Brennan Phillips, URI assistant professor of ocean engineering, was leading the operations team of remotely-operated vehicle operators during the expedition to explore the underwater mountains around the Galapagos. He said they didn’t recognize the significance of the aggregation of skate eggs until much later.

“We were on a really deep dive in a hydrothermally-active rift valley, with walls 30 meters tall on either side, and the ROV was meandering back and forth looking for vents,” Phillips explained. “We started noticing all these egg cases, and we recorded their location and collected a few but then just kept going.”

Later, when the egg locations were analyzed and compared to hydrothermal vent locations and recorded water temperatures, the scientists concluded that the eggs were likely intentionally placed by the skates where the water was warmer than average.

In total, 157 mobile-phone-sized egg cases were observed, which DNA analysis revealed to be from the Pacific white skate (Bathyraja spinosissima). About 58 percent of the egg cases were found within 20 meters of a black smoker, the hottest kind of hydrothermal vent, and 89 percent of the egg cases were laid in water that was hotter than the background temperature of 2.76 degrees Centigrade.

“The eggs weren’t right next to the active vents, because the water can get so hot – hundreds of degrees – that it would kill them,” Phillips said. “We found most of them in the lukewarm water not far from the vents and near some extinct vents.

“The kicker is that we showed our data to a bunch of shark experts, and they had seen anecdotal evidence of shark and ray egg cases near hydrothermal vents, but they never had the data to put the story together,” he added.

Several land animals have been recorded laying their eggs in similar situations.
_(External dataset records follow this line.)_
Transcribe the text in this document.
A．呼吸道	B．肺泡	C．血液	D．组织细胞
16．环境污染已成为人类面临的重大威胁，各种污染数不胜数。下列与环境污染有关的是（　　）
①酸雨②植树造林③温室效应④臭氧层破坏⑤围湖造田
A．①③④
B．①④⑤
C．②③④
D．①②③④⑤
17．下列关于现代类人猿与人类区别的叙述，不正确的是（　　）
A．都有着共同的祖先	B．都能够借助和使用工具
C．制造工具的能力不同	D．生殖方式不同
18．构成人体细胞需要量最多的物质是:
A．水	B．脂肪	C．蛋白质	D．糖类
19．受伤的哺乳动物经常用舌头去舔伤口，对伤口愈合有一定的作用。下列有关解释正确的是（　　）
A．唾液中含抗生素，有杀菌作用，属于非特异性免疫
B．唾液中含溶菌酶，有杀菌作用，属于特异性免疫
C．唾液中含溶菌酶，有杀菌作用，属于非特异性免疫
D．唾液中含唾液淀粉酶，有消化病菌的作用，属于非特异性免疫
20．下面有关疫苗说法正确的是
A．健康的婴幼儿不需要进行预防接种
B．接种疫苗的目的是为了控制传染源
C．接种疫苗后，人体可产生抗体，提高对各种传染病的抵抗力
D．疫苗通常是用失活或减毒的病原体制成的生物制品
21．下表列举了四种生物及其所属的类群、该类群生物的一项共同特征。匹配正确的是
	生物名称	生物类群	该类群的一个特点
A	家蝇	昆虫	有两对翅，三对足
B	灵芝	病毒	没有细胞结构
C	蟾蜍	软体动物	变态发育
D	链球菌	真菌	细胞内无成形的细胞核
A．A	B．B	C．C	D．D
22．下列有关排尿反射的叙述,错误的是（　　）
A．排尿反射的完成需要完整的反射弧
A rare bird native to Tonga, the Polynesian megapode, often nests in volcanically-heated soils, for instance. Fossils of some sauropod dinosaurs of the Cretaceous era are believed to have done so as well.

This isn’t the first time Phillips has observed unexpected behaviors by shark family members in heated water. In 2014, he investigated an underwater volcano near the Solomon Islands in the western Pacific Ocean, where he watched several species of shark swim right through the bubbling hot water in the volcano’s crater.
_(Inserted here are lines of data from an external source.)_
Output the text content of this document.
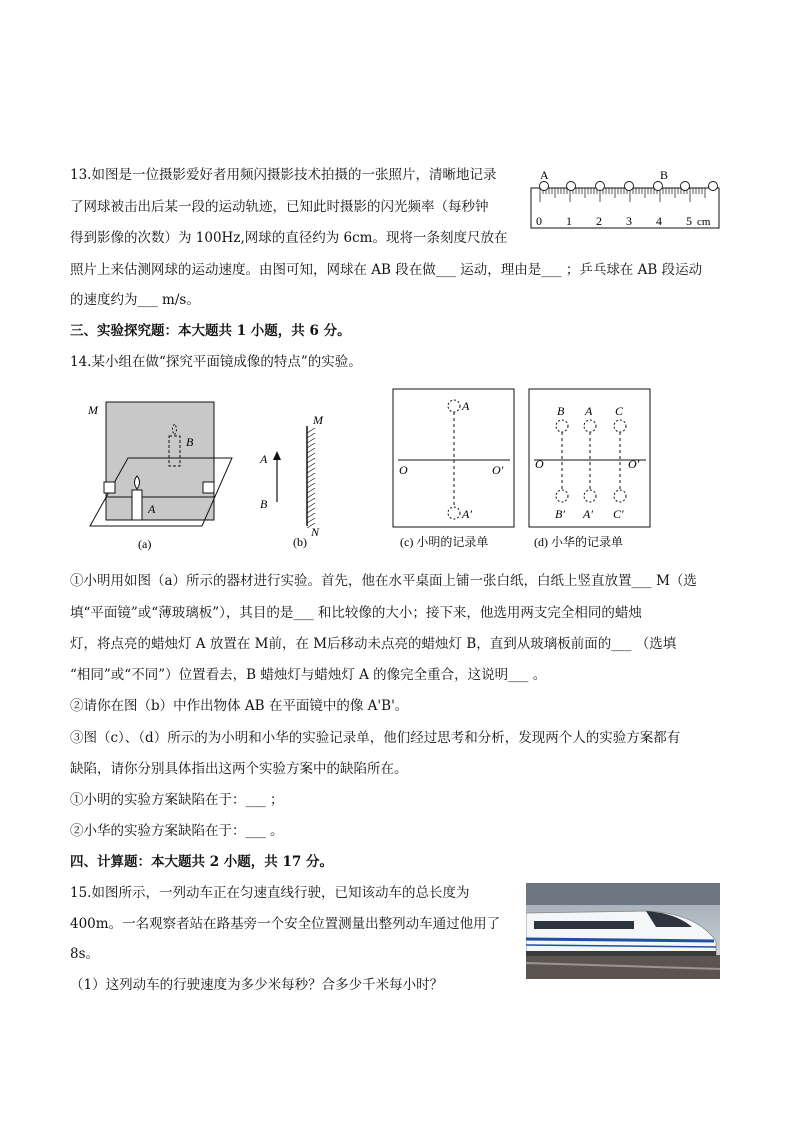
13.如图是一位摄影爱好者用频闪摄影技术拍摄的一张照片，清晰地记录
了网球被击出后某一段的运动轨迹，已知此时摄影的闪光频率（每秒钟
得到影像的次数）为 100Hz,网球的直径约为 6cm。现将一条刻度尺放在
照片上来估测网球的运动速度。由图可知，网球在 AB 段在做___ 运动，理由是___ ；乒乓球在 AB 段运动
的速度约为___ m/s。
A	B
0 1 2 3 4 5 cm
三、实验探究题：本大题共 1 小题，共 6 分。
14.某小组在做“探究平面镜成像的特点”的实验。
M
B
A
(a)
M
N
A
B
(b)
A
A′
O	O′
(c) 小明的记录单
B A C
B′ A′ C′
O	O′
(d) 小华的记录单
①小明用如图（a）所示的器材进行实验。首先，他在水平桌面上铺一张白纸，白纸上竖直放置___ M（选
填“平面镜”或“薄玻璃板”），其目的是___ 和比较像的大小；接下来，他选用两支完全相同的蜡烛
灯，将点亮的蜡烛灯 A 放置在 M前，在 M后移动未点亮的蜡烛灯 B，直到从玻璃板前面的___ （选填
“相同”或“不同”）位置看去，B 蜡烛灯与蜡烛灯 A 的像完全重合，这说明___ 。
②请你在图（b）中作出物体 AB 在平面镜中的像 A'B'。
③图（c）、（d）所示的为小明和小华的实验记录单，他们经过思考和分析，发现两个人的实验方案都有
缺陷，请你分别具体指出这两个实验方案中的缺陷所在。
①小明的实验方案缺陷在于：___ ；
②小华的实验方案缺陷在于：___ 。
四、计算题：本大题共 2 小题，共 17 分。
15.如图所示，一列动车正在匀速直线行驶，已知该动车的总长度为
400m。一名观察者站在路基旁一个安全位置测量出整列动车通过他用了
8s。
（1）这列动车的行驶速度为多少米每秒？合多少千米每小时？
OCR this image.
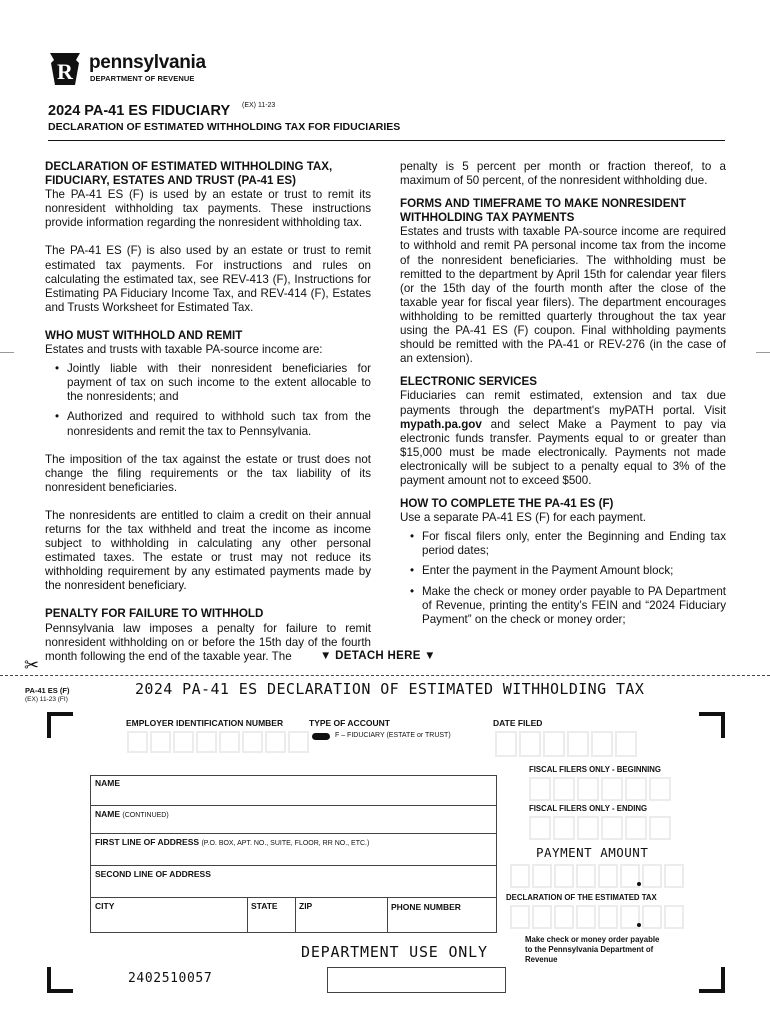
R pennsylvania
DEPARTMENT OF REVENUE
2024 PA-41 ES FIDUCIARY (EX) 11-23
DECLARATION OF ESTIMATED WITHHOLDING TAX FOR FIDUCIARIES
DECLARATION OF ESTIMATED WITHHOLDING TAX, FIDUCIARY, ESTATES AND TRUST (PA-41 ES)

The PA-41 ES (F) is used by an estate or trust to remit its nonresident withholding tax payments. These instructions provide information regarding the nonresident withholding tax.

The PA-41 ES (F) is also used by an estate or trust to remit estimated tax payments. For instructions and rules on calculating the estimated tax, see REV-413 (F), Instructions for Estimating PA Fiduciary Income Tax, and REV-414 (F), Estates and Trusts Worksheet for Estimated Tax.

WHO MUST WITHHOLD AND REMIT

Estates and trusts with taxable PA-source income are:

• Jointly liable with their nonresident beneficiaries for payment of tax on such income to the extent allocable to the nonresidents; and

• Authorized and required to withhold such tax from the nonresidents and remit the tax to Pennsylvania.

The imposition of the tax against the estate or trust does not change the filing requirements or the tax liability of its nonresident beneficiaries.

The nonresidents are entitled to claim a credit on their annual returns for the tax withheld and treat the income as income subject to withholding in calculating any other personal estimated taxes. The estate or trust may not reduce its withholding requirement by any estimated payments made by the nonresident beneficiary.

PENALTY FOR FAILURE TO WITHHOLD

Pennsylvania law imposes a penalty for failure to remit nonresident withholding on or before the 15th day of the fourth month following the end of the taxable year. The

penalty is 5 percent per month or fraction thereof, to a maximum of 50 percent, of the nonresident withholding due.

FORMS AND TIMEFRAME TO MAKE NONRESIDENT WITHHOLDING TAX PAYMENTS

Estates and trusts with taxable PA-source income are required to withhold and remit PA personal income tax from the income of the nonresident beneficiaries. The withholding must be remitted to the department by April 15th for calendar year filers (or the 15th day of the fourth month after the close of the taxable year for fiscal year filers). The department encourages withholding to be remitted quarterly throughout the tax year using the PA-41 ES (F) coupon. Final withholding payments should be remitted with the PA-41 or REV-276 (in the case of an extension).

ELECTRONIC SERVICES

Fiduciaries can remit estimated, extension and tax due payments through the department's myPATH portal. Visit mypath.pa.gov and select Make a Payment to pay via electronic funds transfer. Payments equal to or greater than $15,000 must be made electronically. Payments not made electronically will be subject to a penalty equal to 3% of the payment amount not to exceed $500.

HOW TO COMPLETE THE PA-41 ES (F)

Use a separate PA-41 ES (F) for each payment.

• For fiscal filers only, enter the Beginning and Ending tax period dates;

• Enter the payment in the Payment Amount block;

• Make the check or money order payable to PA Department of Revenue, printing the entity’s FEIN and “2024 Fiduciary Payment” on the check or money order;

▼ DETACH HERE ▼
✂
PA-41 ES (F)
(EX) 11-23 (FI)
2024 PA-41 ES DECLARATION OF ESTIMATED WITHHOLDING TAX
EMPLOYER IDENTIFICATION NUMBER	TYPE OF ACCOUNT
F – FIDUCIARY (ESTATE or TRUST)
DATE FILED
FISCAL FILERS ONLY - BEGINNING
FISCAL FILERS ONLY - ENDING
PAYMENT AMOUNT
DECLARATION OF THE ESTIMATED TAX
Make check or money order payable to the Pennsylvania Department of Revenue
NAME
NAME (CONTINUED)
FIRST LINE OF ADDRESS (P.O. BOX, APT. NO., SUITE, FLOOR, RR NO., ETC.)
SECOND LINE OF ADDRESS
CITY	STATE	ZIP	PHONE NUMBER
DEPARTMENT USE ONLY
2402510057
“Our cameras caught images of schools of sharks, smaller fish and even jellyfish living in the hot acidic plume,” he said at the time. “This presumably toxic environment supports a whole community of life, even though every once in a while it blows up.”

Coupled with his hydrothermal vent observation, Phillips believes that sharks, rays and skates – which evolved about 500 million years ago – have adapted to the unusual conditions.


“Seafloor volcanism comes and goes, and it is often one of the causes of mass extinctions,” he said. “It’s interesting to me that we’re seeing sharks and skates thriving around volcanoes and vent sites, like they’re especially resilient and have evolved to withstand the hot water environment.”